Try multiplying the first equation by $2$, and the second one by $3$: \begin{cases} 4w+2x-2y=8\\ 9z-3x=18\\ -2y-x+9z+4w=7 \end{cases} Then, \begin{cases} 4w-2y=8-2x\\ 9z=18+3x\\ 4w-2y+9z=7+x \end{cases}

And the rest is by positioning the elements from the first two equations in the third one

Answer 3

Write your system into normal form: \begin{cases} x-y+2w=4\\ x-3z=-6\\ x+2y-9z-4w=-7 \end{cases}

Now, depending on the tools you have available, there are several possibilities.
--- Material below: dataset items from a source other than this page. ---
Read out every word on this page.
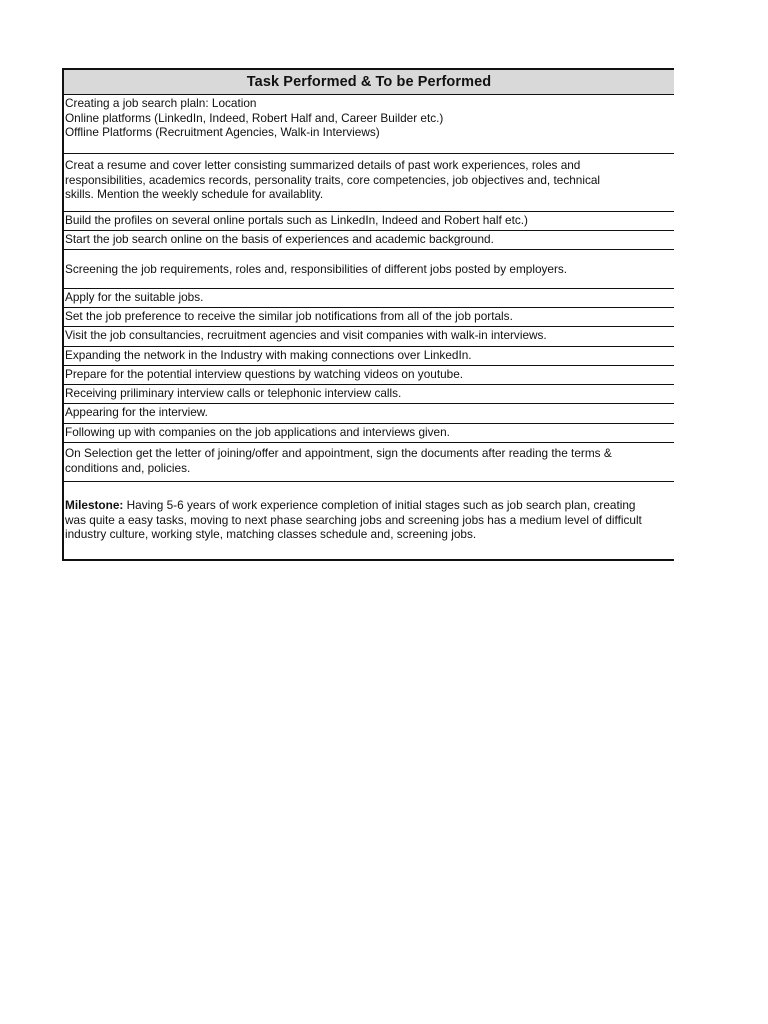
Task Performed & To be Performed
Creating a job search plaln: Location
Online platforms (LinkedIn, Indeed, Robert Half and, Career Builder etc.)
Offline Platforms (Recruitment Agencies, Walk-in Interviews)
Creat a resume and cover letter consisting summarized details of past work experiences, roles and
responsibilities, academics records, personality traits, core competencies, job objectives and, technical
skills. Mention the weekly schedule for availablity.
Build the profiles on several online portals such as LinkedIn, Indeed and Robert half etc.)
Start the job search online on the basis of experiences and academic background.
Screening the job requirements, roles and, responsibilities of different jobs posted by employers.
Apply for the suitable jobs.
Set the job preference to receive the similar job notifications from all of the job portals.
Visit the job consultancies, recruitment agencies and visit companies with walk-in interviews.
Expanding the network in the Industry with making connections over LinkedIn.
Prepare for the potential interview questions by watching videos on youtube.
Receiving priliminary interview calls or telephonic interview calls.
Appearing for the interview.
Following up with companies on the job applications and interviews given.
On Selection get the letter of joining/offer and appointment, sign the documents after reading the terms &
conditions and, policies.
Milestone: Having 5-6 years of work experience completion of initial stages such as job search plan, creating
was quite a easy tasks, moving to next phase searching jobs and screening jobs has a medium level of difficult
industry culture, working style, matching classes schedule and, screening jobs.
The most efficient is Gaussian elimination: the matrix of the system is \begin{align} \left[\begin{array}{cccc|c} 1 & -1 & 0 & 2 & 4 \\ 1 & 0 & -3 & 0 & -6 \\ 1 & 2 & -9 & -4 & -7 \end{array}\right] &\to \left[\begin{array}{cccc|c} 1 & -1 & 0 & 2 & 4 \\ 0 & 1 & -3 & -2 & -10 \\ 1 & 2 & -9 & -4 & -7 \end{array}\right] && R_2\gets R_2-R_1 \\[6px] &\to \left[\begin{array}{cccc|c} 1 & -1 & 0 & 2 & 4 \\ 0 & 1 & -3 & -2 & -10 \\ 0 & 3 & -9 & -6 & -11 \end{array}\right] && R_3\gets R_3-R_1 \\[6px] &\to \left[\begin{array}{cccc|c} 1 & -1 & 0 & 2 & 4 \\ 0 & 1 & -3 & -2 & -10 \\ 0 & 0 & 0 & 0 & 19 \end{array}\right] && R_3\gets R_3-3R_2 \\[6px] \end{align} which shows the system has no solution.

Another possibility is to get $x$ from the second equation: $x=3z-6$. Substitute in the third equation to get $$ 3z-6+2y-9z-4w=-7 $$ or $$ 2y-6z-4w=-1 $$ Substitute also in the first equation to find $3z-6-y+2w=4$, so you get $$ y=3z+2w-10 $$ and now back in the other equation $$ 6z+4w-6z-4w-20=-1 $$ or $$ -20=-1 $$ that is false.